Ryan in Tempe writes: Which teams according to their schedules do you believe will get off to the hottest start in the PAC-12?
Kevin Gemmell: I’ve said that I think Oregon State has a really good shot at starting the year 7-0. Of those first seven, I think Utah and San Diego State present the toughest challenges – especially because both are on the road – but the Beavers should be considerable favorites in the rest of their games before they host Stanford on Oct. 26.
Arizona can take the first three weeks to get its quarterback situated and Marcus Mariota might not see a second half until the Ducks travel to Washington on Oct. 12. USC, as noted above, should also have a good start.
Eric from nowhere writes: Hey Kevin, I just wanted to hear why you picked Ohio State as your number one team. They struggled through quite a bit of games last year and will only be returning 4 starters on D.Thanks,Eric
Kevin Gemmell: Fair question. As Ted noted, we submitted those several weeks back – I think around the end of June or early July, and if memory serves, I was pretty torn between Ohio State, Alabama, Stanford or Oregon. But here’s what stuck out to me. Obviously, having Braxton Miller back is huge. I think he’s comparable to a Marcus Mariota or Brett Hundley in terms of athleticism – though I think the two Pac-12 guys are superior passers. But he has four of his offensive linemen returning – which is huge. I put a lot of stock into how many starters are back on the offensive line. More often than not, it’s a good predictor for success.
Second, Urban Meyer can coach. Just ask our friends at Utah. And yes – they did play in some tight games last year – but they also went undefeated, which is incredibly difficult to do. Especially when there was little to no motivation to do so because of their bowl ban.
It was also their first year with a new head coach. Those who are back (nine on offense) are almost certain to be stronger in their second season under Meyer.

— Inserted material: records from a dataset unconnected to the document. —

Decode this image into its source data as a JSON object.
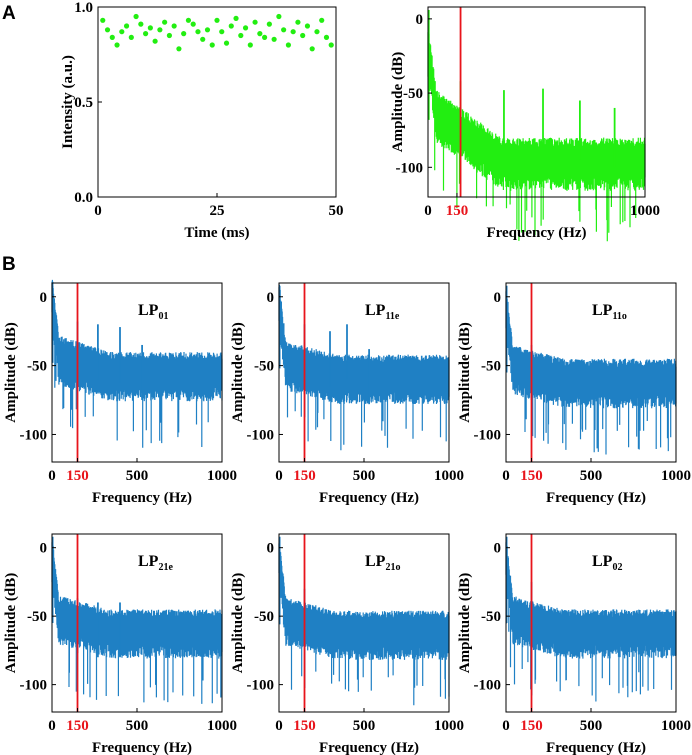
{
  "panel_labels": {
    "a": "A",
    "b": "B"
  },
  "colors": {
    "green": "#22ee11",
    "blue": "#1f80c4",
    "red": "#e8141b"
  },
  "chart_data": [
    {
      "id": "A-time",
      "type": "scatter",
      "xlabel": "Time (ms)",
      "ylabel": "Intensity (a.u.)",
      "xlim": [
        0,
        50
      ],
      "ylim": [
        0,
        1
      ],
      "xticks": [
        0,
        25,
        50
      ],
      "yticks": [
        "0.0",
        "0.5",
        "1.0"
      ],
      "color": "#22ee11",
      "x": [
        1,
        2,
        3,
        4,
        5,
        6,
        7,
        8,
        9,
        10,
        11,
        12,
        13,
        14,
        15,
        16,
        17,
        18,
        19,
        20,
        21,
        22,
        23,
        24,
        25,
        26,
        27,
        28,
        29,
        30,
        31,
        32,
        33,
        34,
        35,
        36,
        37,
        38,
        39,
        40,
        41,
        42,
        43,
        44,
        45,
        46,
        47,
        48,
        49
      ],
      "y": [
        0.93,
        0.88,
        0.84,
        0.8,
        0.87,
        0.9,
        0.84,
        0.95,
        0.91,
        0.86,
        0.89,
        0.82,
        0.88,
        0.92,
        0.85,
        0.9,
        0.78,
        0.86,
        0.93,
        0.91,
        0.87,
        0.83,
        0.88,
        0.8,
        0.93,
        0.87,
        0.81,
        0.9,
        0.94,
        0.85,
        0.89,
        0.8,
        0.92,
        0.86,
        0.84,
        0.91,
        0.83,
        0.95,
        0.88,
        0.8,
        0.87,
        0.92,
        0.85,
        0.9,
        0.78,
        0.87,
        0.93,
        0.84,
        0.8
      ]
    },
    {
      "id": "A-spectrum",
      "type": "line",
      "xlabel": "Frequency (Hz)",
      "ylabel": "Amplitude (dB)",
      "xlim": [
        0,
        1000
      ],
      "ylim": [
        -120,
        8
      ],
      "xticks": [
        "0",
        "150",
        "1000"
      ],
      "yticks": [
        "0",
        "-50",
        "-100"
      ],
      "color": "#22ee11",
      "marker_line_x": 150,
      "noise_floor_start": -58,
      "noise_floor_end": -90,
      "peaks": [
        {
          "x": 150,
          "y": -42
        },
        {
          "x": 350,
          "y": -48
        },
        {
          "x": 530,
          "y": -47
        },
        {
          "x": 700,
          "y": -55
        },
        {
          "x": 860,
          "y": -60
        }
      ]
    },
    {
      "id": "B-LP01",
      "type": "line",
      "mode_main": "LP",
      "mode_sub": "01",
      "xlabel": "Frequency (Hz)",
      "ylabel": "Amplitude (dB)",
      "xlim": [
        0,
        1000
      ],
      "ylim": [
        -120,
        10
      ],
      "xticks": [
        "0",
        "150",
        "500",
        "1000"
      ],
      "yticks": [
        "0",
        "-50",
        "-100"
      ],
      "color": "#1f80c4",
      "marker_line_x": 150,
      "noise_floor_start": -38,
      "noise_floor_end": -50,
      "peaks": [
        {
          "x": 150,
          "y": -18
        },
        {
          "x": 270,
          "y": -20
        },
        {
          "x": 400,
          "y": -22
        },
        {
          "x": 530,
          "y": -35
        }
      ]
    },
    {
      "id": "B-LP11e",
      "type": "line",
      "mode_main": "LP",
      "mode_sub": "11e",
      "xlabel": "Frequency (Hz)",
      "ylabel": "Amplitude (dB)",
      "xlim": [
        0,
        1000
      ],
      "ylim": [
        -120,
        10
      ],
      "xticks": [
        "0",
        "150",
        "500",
        "1000"
      ],
      "yticks": [
        "0",
        "-50",
        "-100"
      ],
      "color": "#1f80c4",
      "marker_line_x": 150,
      "noise_floor_start": -42,
      "noise_floor_end": -52,
      "peaks": [
        {
          "x": 150,
          "y": -20
        },
        {
          "x": 300,
          "y": -25
        },
        {
          "x": 400,
          "y": -20
        },
        {
          "x": 530,
          "y": -38
        }
      ]
    },
    {
      "id": "B-LP11o",
      "type": "line",
      "mode_main": "LP",
      "mode_sub": "11o",
      "xlabel": "Frequency (Hz)",
      "ylabel": "Amplitude (dB)",
      "xlim": [
        0,
        1000
      ],
      "ylim": [
        -120,
        10
      ],
      "xticks": [
        "0",
        "150",
        "500",
        "1000"
      ],
      "yticks": [
        "0",
        "-50",
        "-100"
      ],
      "color": "#1f80c4",
      "marker_line_x": 150,
      "noise_floor_start": -45,
      "noise_floor_end": -55,
      "peaks": [
        {
          "x": 150,
          "y": -35
        }
      ]
    },
    {
      "id": "B-LP21e",
      "type": "line",
      "mode_main": "LP",
      "mode_sub": "21e",
      "xlabel": "Frequency (Hz)",
      "ylabel": "Amplitude (dB)",
      "xlim": [
        0,
        1000
      ],
      "ylim": [
        -120,
        10
      ],
      "xticks": [
        "0",
        "150",
        "500",
        "1000"
      ],
      "yticks": [
        "0",
        "-50",
        "-100"
      ],
      "color": "#1f80c4",
      "marker_line_x": 150,
      "noise_floor_start": -45,
      "noise_floor_end": -55,
      "peaks": [
        {
          "x": 150,
          "y": -37
        },
        {
          "x": 270,
          "y": -40
        },
        {
          "x": 400,
          "y": -40
        }
      ]
    },
    {
      "id": "B-LP21o",
      "type": "line",
      "mode_main": "LP",
      "mode_sub": "21o",
      "xlabel": "Frequency (Hz)",
      "ylabel": "Amplitude (dB)",
      "xlim": [
        0,
        1000
      ],
      "ylim": [
        -120,
        10
      ],
      "xticks": [
        "0",
        "150",
        "500",
        "1000"
      ],
      "yticks": [
        "0",
        "-50",
        "-100"
      ],
      "color": "#1f80c4",
      "marker_line_x": 150,
      "noise_floor_start": -46,
      "noise_floor_end": -56,
      "peaks": [
        {
          "x": 150,
          "y": -30
        }
      ]
    },
    {
      "id": "B-LP02",
      "type": "line",
      "mode_main": "LP",
      "mode_sub": "02",
      "xlabel": "Frequency (Hz)",
      "ylabel": "Amplitude (dB)",
      "xlim": [
        0,
        1000
      ],
      "ylim": [
        -120,
        10
      ],
      "xticks": [
        "0",
        "150",
        "500",
        "1000"
      ],
      "yticks": [
        "0",
        "-50",
        "-100"
      ],
      "color": "#1f80c4",
      "marker_line_x": 150,
      "noise_floor_start": -45,
      "noise_floor_end": -55,
      "peaks": [
        {
          "x": 150,
          "y": -25
        }
      ]
    }
  ]
}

Losing their starting four up front certainly gave me pause. But their secondary might be the second best in the country only to Oregon’s.
While I certainly put effort into researching my ballot, I also realize that preseason polls aren’t worth much. We’re working off of defunct data and speculation. The preseason poll is one of the most arbitrary exercises in all of sports. I understand the need for it, though I think the better system would be to start polling around Week 5 or 6. That’s just me.
I think Ohio State is capable of running the table and getting to the national championship game – just as I think Alabama could, Oregon could and Stanford could. It’s a four-sided coin in my mind, right now. It’s also entirely possible that Ohio State is this year’s USC – coming off of sanctions and the Buckeyes completely tank. By Week 5 or 6 we’ll have a clearer picture.
Paul in Renton, Wash. writes: Kevin, Buddy, pal, co-host of the best blog in the biz: it's been 201 days since your last chat. I look forward to your chats almost as much as I look forward to the start of college football season. When's the next chat? Your readers demand it! Thanks, Paul
Kevin Gemmell: Paul, chum, compatriot, cohort. Thanks for doing the math on that. Glad you asked. Chats start back up tomorrow with me and then Ted on Thursday. As always, we’ll send out a reminder.